A case about objections to the prescribing of pre-exposure prophylaxis (PrEP) was brought before a court in Texas in 2022 and has since evolved into a national suit that threatens to dismantle life-saving provisions in the Affordable Care Act (ACA), also known as Obamacare.
Under the legislation, health insurers and group health plans must cover “preventive health services” at no additional cost to the patient. However, the act does not specify what those services are. Instead, the law gives the US Preventive Services Task Force (PSTF) – an independent panel of experts – the power to determine what insurers must cover.
Braidwood Management originally filed a suit after refusing, on religious grounds, to subsidise the medication for employees through its health insurance, saying it “encourage[d] homosexual behaviour, intravenous drug use and sexual activity outside marriage between one man and one woman”.

It was eventually brought before the supreme court and has expanded to include almost all ACA prevention coverage requirements, including cancer screening, heart disease prevention and testing for diabetes.
If the court rules in favour of Braidwood, it would rescind the preventative service protections clause of ACA, essentially stripping back the requirement for insurers to fund life-saving treatment for many diseases and conditions.
Obamacare ‘should not be subject to political pressure’
Acting on behalf of Braidwood, lawyer Jonathan Mitchell, who has represented president Donald Trump, argued that the PSTF, a panel of primary care clinicians funded by the Department of Health, should be “independent” and not “subject to political pressure”.
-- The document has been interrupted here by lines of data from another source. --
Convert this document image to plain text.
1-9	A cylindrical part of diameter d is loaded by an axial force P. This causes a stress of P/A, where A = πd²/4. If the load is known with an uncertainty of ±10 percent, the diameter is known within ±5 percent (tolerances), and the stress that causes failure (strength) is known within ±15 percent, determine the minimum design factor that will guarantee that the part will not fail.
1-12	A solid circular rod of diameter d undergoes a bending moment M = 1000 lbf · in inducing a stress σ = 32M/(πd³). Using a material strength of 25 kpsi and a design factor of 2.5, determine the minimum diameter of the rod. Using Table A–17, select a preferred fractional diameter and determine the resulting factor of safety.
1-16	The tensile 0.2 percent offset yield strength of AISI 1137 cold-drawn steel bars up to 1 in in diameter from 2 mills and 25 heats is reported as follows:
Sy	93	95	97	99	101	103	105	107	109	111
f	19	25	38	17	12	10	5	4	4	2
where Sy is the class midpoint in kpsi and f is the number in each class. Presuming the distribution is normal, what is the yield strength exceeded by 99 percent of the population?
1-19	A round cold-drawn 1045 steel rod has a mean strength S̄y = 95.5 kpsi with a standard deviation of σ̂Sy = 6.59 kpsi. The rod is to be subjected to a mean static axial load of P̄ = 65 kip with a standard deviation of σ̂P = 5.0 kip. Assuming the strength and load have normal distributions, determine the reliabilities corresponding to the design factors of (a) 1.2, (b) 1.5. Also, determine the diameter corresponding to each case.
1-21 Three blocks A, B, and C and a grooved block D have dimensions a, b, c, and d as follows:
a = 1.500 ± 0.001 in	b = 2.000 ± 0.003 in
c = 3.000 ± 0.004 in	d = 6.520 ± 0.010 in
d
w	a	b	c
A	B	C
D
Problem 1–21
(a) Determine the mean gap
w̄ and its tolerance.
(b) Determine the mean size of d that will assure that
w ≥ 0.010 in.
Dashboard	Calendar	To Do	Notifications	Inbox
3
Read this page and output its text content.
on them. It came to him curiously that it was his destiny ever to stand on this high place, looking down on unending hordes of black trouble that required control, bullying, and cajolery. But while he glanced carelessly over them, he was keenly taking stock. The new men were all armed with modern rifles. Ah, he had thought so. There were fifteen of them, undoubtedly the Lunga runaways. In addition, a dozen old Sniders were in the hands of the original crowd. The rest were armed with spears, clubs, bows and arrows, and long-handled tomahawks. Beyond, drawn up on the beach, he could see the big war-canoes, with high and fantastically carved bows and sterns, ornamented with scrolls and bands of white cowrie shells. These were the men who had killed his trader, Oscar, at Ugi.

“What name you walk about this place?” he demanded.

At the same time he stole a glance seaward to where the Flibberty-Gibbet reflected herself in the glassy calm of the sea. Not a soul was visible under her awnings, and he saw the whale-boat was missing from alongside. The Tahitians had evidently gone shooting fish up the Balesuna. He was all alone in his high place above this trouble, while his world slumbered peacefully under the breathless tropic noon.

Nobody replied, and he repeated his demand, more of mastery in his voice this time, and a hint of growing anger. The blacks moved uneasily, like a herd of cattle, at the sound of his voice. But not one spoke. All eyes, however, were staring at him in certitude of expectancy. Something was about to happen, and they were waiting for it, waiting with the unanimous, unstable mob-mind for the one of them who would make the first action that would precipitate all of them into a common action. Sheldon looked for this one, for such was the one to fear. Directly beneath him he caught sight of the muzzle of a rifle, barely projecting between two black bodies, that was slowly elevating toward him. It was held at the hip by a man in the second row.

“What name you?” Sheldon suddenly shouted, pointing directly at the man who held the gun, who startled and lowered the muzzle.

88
Some of the justices questioned the merits of Mitchell’s claim, with Sonia Sotomayor saying he had misinterpreted the word “independent” to mean separate rather than autonomous. Her law clerks were “independent,” but it didn’t mean she was required to accept their judgements.
Justice Neil Gorsuch floated the idea of sending the case back to a lower court to decide whether secretary of health Robert F Kennedy Jnr had the power to appoint and remove PSTF members.

Lambda Legal HIV project director Jose Abrigo said Kennedy vs Braidwood Management Inc boiled down to “whether science or politics will guide our nation’s public health policy”.
Abrigo went on to say: “Allowing ideological or religious objections to override scientific consensus would set a dangerous precedent. It would be a serious mistake to think this only affects LGBTQ+ people. The real target is one of the pillars of the Affordable Care Act.”
GLAAD chief executive and president Sarah Kate Ellis, meanwhile, described the hearing as a “pivotal moment” for the rights of all Americans, adding that the case was “rooted in discriminatory objections” to life-saving healthcare.
Religious exemptions should not be sufficient to “erode healthcare protections and restrict medically necessary, life-saving preventative healthcare for every American”, she added.
PrEP4All executive director Jeremiah Johnson remained hopeful that ACA protections would be preserved but the fight was far from over, he warned. If those rights were removed, more than 150 million people could “find themselves having to dig deep” to fund vital healthcare.
“Just a $10 (£7.50) increase in the cost of medication doubled PrEP abandonment rates in a 2024 modelling study,” he added. “Loss of PrEP access would be devastating with so much recent progress in reining in new HIV infections in the US.”